Nada ha cambiado en esencia, salvo que soy mucho más consciente, mi marxismo está enraizado y depurado. Creo en la lucha armada como única solución para los pueblos que luchan por liberarse y soy consecuente con mis creencias. Muchos me dirán aventurero, y lo soy, solo que de un tipo diferente y de los que ponen el pellejo para demostrar sus verdades.
Puede ser que ésta sea la definitiva. No lo busco pero está dentro del cálculo lógico de probabilidades. Si es así, va un último abrazo.
Los he querido mucho, sólo que no he sabido expresar mi cariño, soy extremadamente rígido en mis acciones y creo que a veces no me entendieron.
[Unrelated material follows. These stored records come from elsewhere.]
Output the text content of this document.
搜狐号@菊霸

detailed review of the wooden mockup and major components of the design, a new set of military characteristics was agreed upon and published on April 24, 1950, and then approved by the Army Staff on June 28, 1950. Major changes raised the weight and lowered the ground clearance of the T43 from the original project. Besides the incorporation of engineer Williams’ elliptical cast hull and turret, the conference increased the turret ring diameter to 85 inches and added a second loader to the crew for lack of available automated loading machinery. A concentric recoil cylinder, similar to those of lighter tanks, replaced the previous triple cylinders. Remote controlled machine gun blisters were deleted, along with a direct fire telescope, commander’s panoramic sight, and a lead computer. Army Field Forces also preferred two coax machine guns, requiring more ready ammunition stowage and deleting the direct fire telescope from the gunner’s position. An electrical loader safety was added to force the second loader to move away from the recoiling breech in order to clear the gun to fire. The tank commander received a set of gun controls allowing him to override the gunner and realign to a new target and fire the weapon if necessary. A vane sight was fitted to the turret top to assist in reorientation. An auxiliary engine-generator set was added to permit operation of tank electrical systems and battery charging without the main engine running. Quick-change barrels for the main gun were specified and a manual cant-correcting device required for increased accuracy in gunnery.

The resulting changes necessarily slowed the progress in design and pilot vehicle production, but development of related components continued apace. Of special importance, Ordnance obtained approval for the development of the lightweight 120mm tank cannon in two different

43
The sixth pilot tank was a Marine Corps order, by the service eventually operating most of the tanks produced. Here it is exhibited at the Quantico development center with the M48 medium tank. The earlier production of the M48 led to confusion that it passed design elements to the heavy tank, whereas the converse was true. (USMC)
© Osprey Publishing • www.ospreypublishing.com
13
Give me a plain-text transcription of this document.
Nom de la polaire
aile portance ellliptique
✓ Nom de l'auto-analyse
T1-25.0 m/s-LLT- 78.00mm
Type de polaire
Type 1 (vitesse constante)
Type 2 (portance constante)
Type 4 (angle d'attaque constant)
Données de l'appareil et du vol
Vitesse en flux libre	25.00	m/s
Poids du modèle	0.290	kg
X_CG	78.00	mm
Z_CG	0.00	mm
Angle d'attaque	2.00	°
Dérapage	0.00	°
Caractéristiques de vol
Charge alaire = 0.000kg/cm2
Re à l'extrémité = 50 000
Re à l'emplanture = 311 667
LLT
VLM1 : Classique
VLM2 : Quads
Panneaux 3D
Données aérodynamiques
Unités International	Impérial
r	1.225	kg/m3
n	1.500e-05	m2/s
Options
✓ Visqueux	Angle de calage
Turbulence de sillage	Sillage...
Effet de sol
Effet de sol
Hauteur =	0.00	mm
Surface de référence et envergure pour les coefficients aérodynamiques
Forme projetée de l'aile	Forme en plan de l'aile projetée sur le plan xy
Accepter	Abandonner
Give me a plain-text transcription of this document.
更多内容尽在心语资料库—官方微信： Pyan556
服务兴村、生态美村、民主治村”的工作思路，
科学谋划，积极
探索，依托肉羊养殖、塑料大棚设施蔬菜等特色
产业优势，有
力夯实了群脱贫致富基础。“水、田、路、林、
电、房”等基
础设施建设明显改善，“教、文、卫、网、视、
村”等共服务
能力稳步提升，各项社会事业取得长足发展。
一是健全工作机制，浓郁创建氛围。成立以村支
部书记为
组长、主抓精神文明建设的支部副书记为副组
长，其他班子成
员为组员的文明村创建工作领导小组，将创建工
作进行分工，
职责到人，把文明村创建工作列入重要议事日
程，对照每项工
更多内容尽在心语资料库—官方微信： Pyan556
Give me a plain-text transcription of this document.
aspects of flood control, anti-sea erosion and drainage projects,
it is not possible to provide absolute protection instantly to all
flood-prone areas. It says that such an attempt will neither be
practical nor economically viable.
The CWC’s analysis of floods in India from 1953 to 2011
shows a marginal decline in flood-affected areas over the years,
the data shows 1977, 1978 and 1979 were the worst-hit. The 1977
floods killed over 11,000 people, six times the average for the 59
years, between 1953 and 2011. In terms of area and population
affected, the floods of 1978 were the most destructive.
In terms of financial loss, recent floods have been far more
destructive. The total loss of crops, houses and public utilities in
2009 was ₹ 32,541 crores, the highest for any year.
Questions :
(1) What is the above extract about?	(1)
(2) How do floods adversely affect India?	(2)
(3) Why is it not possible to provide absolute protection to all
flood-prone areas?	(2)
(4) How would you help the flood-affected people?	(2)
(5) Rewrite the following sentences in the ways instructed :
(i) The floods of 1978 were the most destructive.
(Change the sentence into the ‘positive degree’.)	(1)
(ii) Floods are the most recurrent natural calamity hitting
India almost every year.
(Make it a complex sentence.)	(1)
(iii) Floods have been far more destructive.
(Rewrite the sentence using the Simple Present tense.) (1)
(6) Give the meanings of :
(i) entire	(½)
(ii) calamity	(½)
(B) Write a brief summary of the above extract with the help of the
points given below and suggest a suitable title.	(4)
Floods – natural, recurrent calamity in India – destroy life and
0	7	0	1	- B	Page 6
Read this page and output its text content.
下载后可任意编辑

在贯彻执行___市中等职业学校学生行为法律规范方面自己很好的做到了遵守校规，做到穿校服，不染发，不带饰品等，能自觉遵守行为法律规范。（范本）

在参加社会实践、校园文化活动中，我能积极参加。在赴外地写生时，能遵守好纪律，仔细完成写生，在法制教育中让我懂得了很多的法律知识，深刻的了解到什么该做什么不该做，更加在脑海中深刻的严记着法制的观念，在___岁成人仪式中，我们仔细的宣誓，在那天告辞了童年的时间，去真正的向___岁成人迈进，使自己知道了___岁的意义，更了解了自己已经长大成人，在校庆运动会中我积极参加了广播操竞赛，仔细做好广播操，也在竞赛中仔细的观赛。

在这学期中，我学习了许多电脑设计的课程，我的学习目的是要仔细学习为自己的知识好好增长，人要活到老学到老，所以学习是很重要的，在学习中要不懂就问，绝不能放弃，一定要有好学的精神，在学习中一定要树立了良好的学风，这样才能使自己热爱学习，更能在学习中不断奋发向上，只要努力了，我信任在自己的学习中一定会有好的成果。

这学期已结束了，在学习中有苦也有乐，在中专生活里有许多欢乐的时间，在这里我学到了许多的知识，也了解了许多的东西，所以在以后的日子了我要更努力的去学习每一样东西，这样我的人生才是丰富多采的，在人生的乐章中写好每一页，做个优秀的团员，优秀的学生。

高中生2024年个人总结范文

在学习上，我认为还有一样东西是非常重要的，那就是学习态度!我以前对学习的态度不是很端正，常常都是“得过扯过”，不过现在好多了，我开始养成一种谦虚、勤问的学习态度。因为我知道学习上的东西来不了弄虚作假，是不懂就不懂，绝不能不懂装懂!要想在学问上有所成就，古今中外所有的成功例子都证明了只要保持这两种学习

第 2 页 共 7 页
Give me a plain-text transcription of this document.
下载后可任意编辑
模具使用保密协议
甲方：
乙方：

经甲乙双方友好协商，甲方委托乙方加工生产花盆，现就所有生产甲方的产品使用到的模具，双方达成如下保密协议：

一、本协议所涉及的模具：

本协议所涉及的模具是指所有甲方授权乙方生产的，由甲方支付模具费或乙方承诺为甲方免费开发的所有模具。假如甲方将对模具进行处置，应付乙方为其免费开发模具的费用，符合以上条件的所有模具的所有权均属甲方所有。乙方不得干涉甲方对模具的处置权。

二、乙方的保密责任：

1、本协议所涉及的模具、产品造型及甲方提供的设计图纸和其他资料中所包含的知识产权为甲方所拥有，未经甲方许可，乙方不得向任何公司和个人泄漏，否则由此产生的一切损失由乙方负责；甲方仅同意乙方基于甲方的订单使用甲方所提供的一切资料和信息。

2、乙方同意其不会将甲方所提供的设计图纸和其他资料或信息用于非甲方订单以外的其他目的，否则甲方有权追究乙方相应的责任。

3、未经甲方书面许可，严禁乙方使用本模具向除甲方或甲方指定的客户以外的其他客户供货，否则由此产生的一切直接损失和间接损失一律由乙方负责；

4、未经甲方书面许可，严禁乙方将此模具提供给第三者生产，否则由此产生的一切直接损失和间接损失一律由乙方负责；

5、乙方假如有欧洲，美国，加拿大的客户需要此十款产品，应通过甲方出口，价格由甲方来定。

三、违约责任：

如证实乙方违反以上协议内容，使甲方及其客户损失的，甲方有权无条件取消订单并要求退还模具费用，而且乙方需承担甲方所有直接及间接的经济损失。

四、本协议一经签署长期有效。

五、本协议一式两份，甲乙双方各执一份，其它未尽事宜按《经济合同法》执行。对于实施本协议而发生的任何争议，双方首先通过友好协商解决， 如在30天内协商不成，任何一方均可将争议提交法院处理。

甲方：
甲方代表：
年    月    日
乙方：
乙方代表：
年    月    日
No era fácil entenderme, por otra parte, créanme, solamente hoy. Ahora, una voluntad que he pulido con delectación de artista, sostendrá unas piernas flácidas y unos pulmones cansados. Lo haré.
Acuérdense de vez en cuando de este pequeño condotiero del siglo XX. Un abrazo a Celia, a Roberto, a Ana María y a Patotín, a Beatriz, a todos. Un gran abrazo del hijo pródigo y recalcitrante para ustedes.
Ernesto.”
Lamentablemente doña Celia nunca leerá la conmovedora carta de su hijo pues ésta, inexplicablemente, llegará a Buenos Aires recién en el mes de octubre cuando ella ya había fallecido de un cáncer invasivo.